While the energy sector hit its best quarter on record with gains close to 40% year-to-date, there is also “clearly an upward” for oil prices, Craig Johnson of Piper Sandler told The Washington City Times’s “Trading Nation” on Friday.
US West Texas Intermediate crude oil prices fell half 1% on Friday to about $ 65.60 a barrel.
“I could actually see a number that could be north of 100 in the next six to … 12 months from here,” said Johnson, his company’s senior technical research analyst.
The Energy Select Sector SPDR Fund (XLE) is also showing signs of life after a difficult 2020, he said.
“Clearly a double bottom has been reached and an even higher low,” he said, citing a chart from the 23-Stock Exchange Traded Fund.
“We’re getting a multi-year reversal in terms of the XLE’s performance compared to the S&P 500. It’s clear there are some very positive trends going on here,” he said. “These are longer-term themes and trends that are starting to unfold.”
A smaller name could see outrageous benefits from those trends, Johnson said.
“Don’t forget the mid- and small-cap stocks, as they are also in the action,” he said, pointing to a map from exploration and production company Cimarex Energy.
“To us it looks like you could have more than 40% upside potential to get back to the old highs in 2018,” he said.
Cimarex shares closed nearly 2% lower at $ 65.14 on Friday.
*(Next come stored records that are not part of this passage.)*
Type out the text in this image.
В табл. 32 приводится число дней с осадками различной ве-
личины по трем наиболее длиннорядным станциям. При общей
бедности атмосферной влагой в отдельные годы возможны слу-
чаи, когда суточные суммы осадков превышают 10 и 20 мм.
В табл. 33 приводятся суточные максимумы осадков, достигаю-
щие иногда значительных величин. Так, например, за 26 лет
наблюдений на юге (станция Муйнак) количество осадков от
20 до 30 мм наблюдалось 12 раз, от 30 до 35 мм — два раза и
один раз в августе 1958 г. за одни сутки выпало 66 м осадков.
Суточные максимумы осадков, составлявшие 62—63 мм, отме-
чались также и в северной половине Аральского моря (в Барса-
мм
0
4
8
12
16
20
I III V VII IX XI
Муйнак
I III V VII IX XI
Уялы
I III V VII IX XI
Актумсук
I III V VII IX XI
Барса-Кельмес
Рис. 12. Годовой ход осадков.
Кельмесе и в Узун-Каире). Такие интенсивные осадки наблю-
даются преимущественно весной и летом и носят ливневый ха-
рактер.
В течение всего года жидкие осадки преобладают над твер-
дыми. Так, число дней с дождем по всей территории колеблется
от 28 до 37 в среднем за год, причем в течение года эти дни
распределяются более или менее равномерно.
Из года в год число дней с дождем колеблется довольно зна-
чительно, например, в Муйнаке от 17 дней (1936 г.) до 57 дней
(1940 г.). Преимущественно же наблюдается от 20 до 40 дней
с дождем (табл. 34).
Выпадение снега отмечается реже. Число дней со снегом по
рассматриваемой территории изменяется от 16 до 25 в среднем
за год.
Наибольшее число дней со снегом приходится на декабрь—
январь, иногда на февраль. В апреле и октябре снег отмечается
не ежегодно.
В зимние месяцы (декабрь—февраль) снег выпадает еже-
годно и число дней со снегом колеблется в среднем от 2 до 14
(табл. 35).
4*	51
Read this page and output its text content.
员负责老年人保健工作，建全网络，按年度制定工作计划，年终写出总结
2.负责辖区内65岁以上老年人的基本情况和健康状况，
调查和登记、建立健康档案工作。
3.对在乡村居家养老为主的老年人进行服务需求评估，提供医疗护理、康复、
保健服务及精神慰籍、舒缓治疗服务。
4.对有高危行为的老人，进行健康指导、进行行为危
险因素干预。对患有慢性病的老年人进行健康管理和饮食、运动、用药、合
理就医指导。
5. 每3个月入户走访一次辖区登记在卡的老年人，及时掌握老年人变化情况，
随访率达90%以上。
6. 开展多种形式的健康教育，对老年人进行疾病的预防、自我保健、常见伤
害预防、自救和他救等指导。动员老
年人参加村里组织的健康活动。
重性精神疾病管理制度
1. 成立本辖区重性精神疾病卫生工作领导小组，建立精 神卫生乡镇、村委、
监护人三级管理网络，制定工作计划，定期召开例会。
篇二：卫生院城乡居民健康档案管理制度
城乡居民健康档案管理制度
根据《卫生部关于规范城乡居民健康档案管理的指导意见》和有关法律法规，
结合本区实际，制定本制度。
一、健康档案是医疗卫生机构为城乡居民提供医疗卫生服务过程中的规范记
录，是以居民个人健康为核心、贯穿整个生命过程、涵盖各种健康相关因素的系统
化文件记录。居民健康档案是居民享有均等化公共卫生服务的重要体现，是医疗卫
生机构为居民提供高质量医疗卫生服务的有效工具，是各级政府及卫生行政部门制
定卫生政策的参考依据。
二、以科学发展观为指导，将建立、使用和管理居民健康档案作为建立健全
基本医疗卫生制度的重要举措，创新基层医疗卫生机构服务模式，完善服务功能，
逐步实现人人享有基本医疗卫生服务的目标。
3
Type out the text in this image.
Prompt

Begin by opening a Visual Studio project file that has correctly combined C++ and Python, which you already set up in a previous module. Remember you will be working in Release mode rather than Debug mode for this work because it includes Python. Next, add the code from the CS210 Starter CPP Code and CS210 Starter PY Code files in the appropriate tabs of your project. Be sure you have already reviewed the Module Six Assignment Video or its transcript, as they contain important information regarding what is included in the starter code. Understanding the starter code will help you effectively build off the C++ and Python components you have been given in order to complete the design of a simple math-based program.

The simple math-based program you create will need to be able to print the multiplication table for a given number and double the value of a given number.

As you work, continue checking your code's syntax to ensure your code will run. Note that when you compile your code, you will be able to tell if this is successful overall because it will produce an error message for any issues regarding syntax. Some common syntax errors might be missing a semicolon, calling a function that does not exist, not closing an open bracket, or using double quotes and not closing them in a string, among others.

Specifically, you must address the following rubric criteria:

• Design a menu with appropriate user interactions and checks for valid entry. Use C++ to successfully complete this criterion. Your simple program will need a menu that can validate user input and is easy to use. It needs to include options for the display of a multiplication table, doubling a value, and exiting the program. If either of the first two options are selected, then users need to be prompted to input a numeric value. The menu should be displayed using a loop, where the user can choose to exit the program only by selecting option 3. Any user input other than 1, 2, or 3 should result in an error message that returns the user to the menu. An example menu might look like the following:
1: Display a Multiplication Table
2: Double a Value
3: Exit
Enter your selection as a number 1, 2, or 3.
A 40% increase from those levels would bring the stock to about $ 91.20 per share.
With OPEC likely to keep production stable until at least the summer, Nancy Tengler of Laffer Tengler Investments also expected oil prices to rise.
“We don’t see an increase in supply until October, which means that oil prices can turn fairly favorably from here. Our expectations are somewhere around $ 80 a barrel in the summer, so that’s optimistic for most oil supplies,” she says . said in the same “Trading Nation” interview.
Tengler’s company owns Chevron, which she called “best in class in the integrated space,” Diamondback Energy, Phillips 66, and a few other stocks in the space – and she plans to exercise caution going forward.
“Those stocks are up dramatically,” she said, highlighting Diamondback’s 69.5% run this year. “When it’s time – and we don’t think it’s time – we think you’re fading some of those stocks that rely heavily on oil price and holding the quality in the second half of the year, and that would be something its like Chevron. “
JPMorgan named Chevron and Exxon Mobil the best choice among oil “majors” Friday, citing greater cost-effectiveness and saying balance sheet leverage could return to pre-pandemic levels this year.
Disclosure: Laffer Tengler Investments owns shares of Chevron, Diamondback Energy and Phillips 66.